To the SLP candidate the Democratic and Republican opponents are mere tools of the exploiting class. Since Marx never worried about political inexperience in Massachusetts, the problem is irrelevant to the SLP. Hughes, while not an implement of the Kennedy-Lodge variety, is termed a "dreamer with fatuous hopes" as well as a phony socialist. Gilfedder sees no threat from the independent. "Hughes will take the liberal vote from Kennedy, but the liberal vote is not one we get or seek."

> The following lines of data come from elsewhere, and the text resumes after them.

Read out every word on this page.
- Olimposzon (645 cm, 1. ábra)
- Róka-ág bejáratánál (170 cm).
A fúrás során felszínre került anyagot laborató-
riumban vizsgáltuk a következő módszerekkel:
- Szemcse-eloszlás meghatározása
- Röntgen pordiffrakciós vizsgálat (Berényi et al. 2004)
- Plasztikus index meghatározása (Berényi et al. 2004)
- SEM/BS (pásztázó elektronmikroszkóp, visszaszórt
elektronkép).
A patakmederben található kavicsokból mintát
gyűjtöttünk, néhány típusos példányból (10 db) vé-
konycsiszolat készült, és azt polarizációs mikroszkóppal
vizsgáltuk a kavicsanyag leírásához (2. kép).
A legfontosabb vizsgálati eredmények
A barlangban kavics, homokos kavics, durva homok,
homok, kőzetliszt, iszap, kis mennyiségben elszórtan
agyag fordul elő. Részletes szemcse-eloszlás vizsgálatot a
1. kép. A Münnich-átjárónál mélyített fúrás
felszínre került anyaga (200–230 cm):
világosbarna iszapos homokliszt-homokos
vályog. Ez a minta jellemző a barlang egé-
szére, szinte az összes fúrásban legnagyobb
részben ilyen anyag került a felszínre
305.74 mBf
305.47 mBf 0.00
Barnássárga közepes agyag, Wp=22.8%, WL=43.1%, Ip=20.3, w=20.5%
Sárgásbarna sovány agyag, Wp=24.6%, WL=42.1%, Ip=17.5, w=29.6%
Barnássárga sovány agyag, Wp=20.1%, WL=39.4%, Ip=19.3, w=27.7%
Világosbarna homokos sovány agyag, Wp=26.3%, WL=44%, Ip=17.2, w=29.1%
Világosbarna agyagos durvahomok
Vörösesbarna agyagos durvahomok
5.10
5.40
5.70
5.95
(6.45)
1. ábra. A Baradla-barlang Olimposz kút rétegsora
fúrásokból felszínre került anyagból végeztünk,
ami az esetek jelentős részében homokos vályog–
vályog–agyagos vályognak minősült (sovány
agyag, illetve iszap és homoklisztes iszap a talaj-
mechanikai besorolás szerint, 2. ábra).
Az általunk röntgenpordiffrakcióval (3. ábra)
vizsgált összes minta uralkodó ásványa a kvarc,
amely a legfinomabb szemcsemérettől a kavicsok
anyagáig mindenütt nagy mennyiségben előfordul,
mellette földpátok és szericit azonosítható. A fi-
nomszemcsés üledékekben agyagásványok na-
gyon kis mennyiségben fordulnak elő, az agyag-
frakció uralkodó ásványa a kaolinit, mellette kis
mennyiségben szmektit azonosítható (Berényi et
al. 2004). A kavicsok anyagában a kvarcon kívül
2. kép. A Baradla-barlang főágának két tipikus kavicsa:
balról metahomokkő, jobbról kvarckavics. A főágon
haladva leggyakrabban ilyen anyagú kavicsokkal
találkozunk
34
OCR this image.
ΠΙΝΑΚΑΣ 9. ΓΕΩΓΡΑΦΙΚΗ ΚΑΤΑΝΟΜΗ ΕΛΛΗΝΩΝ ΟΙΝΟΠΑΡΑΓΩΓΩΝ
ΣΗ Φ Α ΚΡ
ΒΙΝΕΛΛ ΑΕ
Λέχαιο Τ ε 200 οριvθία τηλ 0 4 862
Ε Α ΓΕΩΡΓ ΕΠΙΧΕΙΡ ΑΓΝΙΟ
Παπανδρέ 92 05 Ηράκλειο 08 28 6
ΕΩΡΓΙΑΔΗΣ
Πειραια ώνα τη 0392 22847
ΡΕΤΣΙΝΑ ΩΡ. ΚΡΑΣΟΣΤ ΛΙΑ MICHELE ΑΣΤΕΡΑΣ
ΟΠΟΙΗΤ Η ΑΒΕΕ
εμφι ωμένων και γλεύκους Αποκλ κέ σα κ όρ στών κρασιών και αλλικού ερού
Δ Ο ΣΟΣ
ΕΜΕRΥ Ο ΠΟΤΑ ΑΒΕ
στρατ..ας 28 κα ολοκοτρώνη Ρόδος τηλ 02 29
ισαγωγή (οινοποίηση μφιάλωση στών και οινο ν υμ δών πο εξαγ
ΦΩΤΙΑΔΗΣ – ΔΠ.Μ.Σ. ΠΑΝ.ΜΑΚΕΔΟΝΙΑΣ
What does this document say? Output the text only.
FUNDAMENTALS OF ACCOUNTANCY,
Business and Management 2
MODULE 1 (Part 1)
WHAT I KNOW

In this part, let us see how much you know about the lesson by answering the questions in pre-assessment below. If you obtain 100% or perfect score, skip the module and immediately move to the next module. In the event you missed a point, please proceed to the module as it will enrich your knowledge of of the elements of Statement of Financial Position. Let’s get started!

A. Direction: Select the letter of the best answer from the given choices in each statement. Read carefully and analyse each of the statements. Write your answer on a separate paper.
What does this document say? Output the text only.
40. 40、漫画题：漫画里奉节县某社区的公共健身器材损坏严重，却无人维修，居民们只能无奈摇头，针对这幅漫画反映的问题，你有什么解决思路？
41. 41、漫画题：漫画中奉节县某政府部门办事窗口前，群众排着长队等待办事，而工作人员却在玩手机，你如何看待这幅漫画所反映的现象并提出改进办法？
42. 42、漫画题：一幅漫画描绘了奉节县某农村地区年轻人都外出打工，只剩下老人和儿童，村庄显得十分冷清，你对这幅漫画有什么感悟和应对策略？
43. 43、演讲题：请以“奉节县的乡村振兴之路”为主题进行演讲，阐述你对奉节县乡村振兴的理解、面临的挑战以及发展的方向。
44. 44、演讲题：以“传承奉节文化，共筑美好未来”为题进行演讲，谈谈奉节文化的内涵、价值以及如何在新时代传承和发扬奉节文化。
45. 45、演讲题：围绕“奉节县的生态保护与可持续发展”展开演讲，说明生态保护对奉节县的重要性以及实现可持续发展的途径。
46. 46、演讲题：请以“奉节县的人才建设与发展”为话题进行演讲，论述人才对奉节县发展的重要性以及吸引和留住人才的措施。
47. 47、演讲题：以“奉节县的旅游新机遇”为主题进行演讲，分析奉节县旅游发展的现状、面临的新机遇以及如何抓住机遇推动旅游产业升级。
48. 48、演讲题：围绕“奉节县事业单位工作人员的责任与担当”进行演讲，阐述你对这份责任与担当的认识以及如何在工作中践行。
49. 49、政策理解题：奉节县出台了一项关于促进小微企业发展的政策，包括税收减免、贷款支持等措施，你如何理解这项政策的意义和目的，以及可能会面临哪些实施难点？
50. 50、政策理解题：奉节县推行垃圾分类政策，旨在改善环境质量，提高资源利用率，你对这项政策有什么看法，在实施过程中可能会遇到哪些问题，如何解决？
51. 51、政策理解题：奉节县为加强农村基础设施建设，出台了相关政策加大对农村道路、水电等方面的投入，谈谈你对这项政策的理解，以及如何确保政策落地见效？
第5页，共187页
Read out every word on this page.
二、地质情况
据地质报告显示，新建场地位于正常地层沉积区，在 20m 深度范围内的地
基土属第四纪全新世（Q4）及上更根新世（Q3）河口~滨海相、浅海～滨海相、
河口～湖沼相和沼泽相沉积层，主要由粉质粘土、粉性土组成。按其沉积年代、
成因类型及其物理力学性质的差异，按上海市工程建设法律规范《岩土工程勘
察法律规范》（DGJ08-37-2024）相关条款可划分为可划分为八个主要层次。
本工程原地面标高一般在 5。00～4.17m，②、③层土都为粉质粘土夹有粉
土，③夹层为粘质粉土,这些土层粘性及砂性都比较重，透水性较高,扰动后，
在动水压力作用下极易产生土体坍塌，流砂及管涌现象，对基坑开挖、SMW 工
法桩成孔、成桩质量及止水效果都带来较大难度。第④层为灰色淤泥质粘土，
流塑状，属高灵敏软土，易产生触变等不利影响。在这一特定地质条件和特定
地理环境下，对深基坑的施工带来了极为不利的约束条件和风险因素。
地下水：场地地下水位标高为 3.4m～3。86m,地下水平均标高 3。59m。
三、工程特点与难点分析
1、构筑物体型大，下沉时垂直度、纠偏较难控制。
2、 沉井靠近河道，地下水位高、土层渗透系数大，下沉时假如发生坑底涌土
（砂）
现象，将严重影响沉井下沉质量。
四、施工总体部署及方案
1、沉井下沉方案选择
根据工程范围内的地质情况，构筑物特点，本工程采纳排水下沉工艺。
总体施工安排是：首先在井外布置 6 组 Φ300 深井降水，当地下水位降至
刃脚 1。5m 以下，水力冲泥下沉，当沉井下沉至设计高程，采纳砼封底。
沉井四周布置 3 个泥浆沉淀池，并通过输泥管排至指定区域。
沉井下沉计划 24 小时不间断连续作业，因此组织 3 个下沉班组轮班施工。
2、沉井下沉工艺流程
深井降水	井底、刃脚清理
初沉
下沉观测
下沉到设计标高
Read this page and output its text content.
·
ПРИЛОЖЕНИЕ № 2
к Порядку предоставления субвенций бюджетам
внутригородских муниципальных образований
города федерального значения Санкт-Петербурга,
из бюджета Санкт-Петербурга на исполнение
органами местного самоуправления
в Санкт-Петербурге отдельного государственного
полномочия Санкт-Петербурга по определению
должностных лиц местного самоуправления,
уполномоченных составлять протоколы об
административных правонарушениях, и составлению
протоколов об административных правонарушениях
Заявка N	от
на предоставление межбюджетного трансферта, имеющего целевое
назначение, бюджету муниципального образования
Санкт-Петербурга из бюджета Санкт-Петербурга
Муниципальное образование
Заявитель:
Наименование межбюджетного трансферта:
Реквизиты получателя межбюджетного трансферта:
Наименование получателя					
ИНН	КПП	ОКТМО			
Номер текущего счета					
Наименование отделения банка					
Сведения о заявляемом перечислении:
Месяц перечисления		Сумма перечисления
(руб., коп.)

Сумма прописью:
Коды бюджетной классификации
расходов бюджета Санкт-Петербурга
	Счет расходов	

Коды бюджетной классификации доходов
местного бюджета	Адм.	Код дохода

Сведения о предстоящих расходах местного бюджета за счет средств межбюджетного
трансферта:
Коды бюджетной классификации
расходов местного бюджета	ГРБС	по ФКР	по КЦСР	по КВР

If Gilfedder proceeds unswervingly down the Marxist SLP path, his prohibitionist opponent is a liberal who just cannot walk the straight conservative line of his party. The Prohibition Party platform is rather a parody of classic midwestern conservatism. The platform advocates a free market farm economy, states rights and racial equality, anti-trust laws covering labor and complete laissez-faire. It opposes, among other things, the legalized trade in alcoholic beverages. Shaw is anxious for a second prohibition but feels that "law is only ten per cent of the answer."

Shaw is linked to a past in which social protest really did focus on prohibition. He admits that public interest has since turned from banning bottles to banning bombs, so he presents a liberal program for peace. He styles himself a Stuart Hughes liberal and proposes abandonment of Guantanamo, cessation of military foreign aid, and U.S. disarmament initiatives beyond the Hughes proposals. Domestically, he combines a clergyman's humanitarianism with his liberal faith and crusades for civil liberties and equal rights.

Shaw got about 2,000 votes for senator in 1960. He recognizes that Hughes may capture some protest votes which normally fall to him. Shaw does not seem particularly worried. Neither should the Harvard Pro.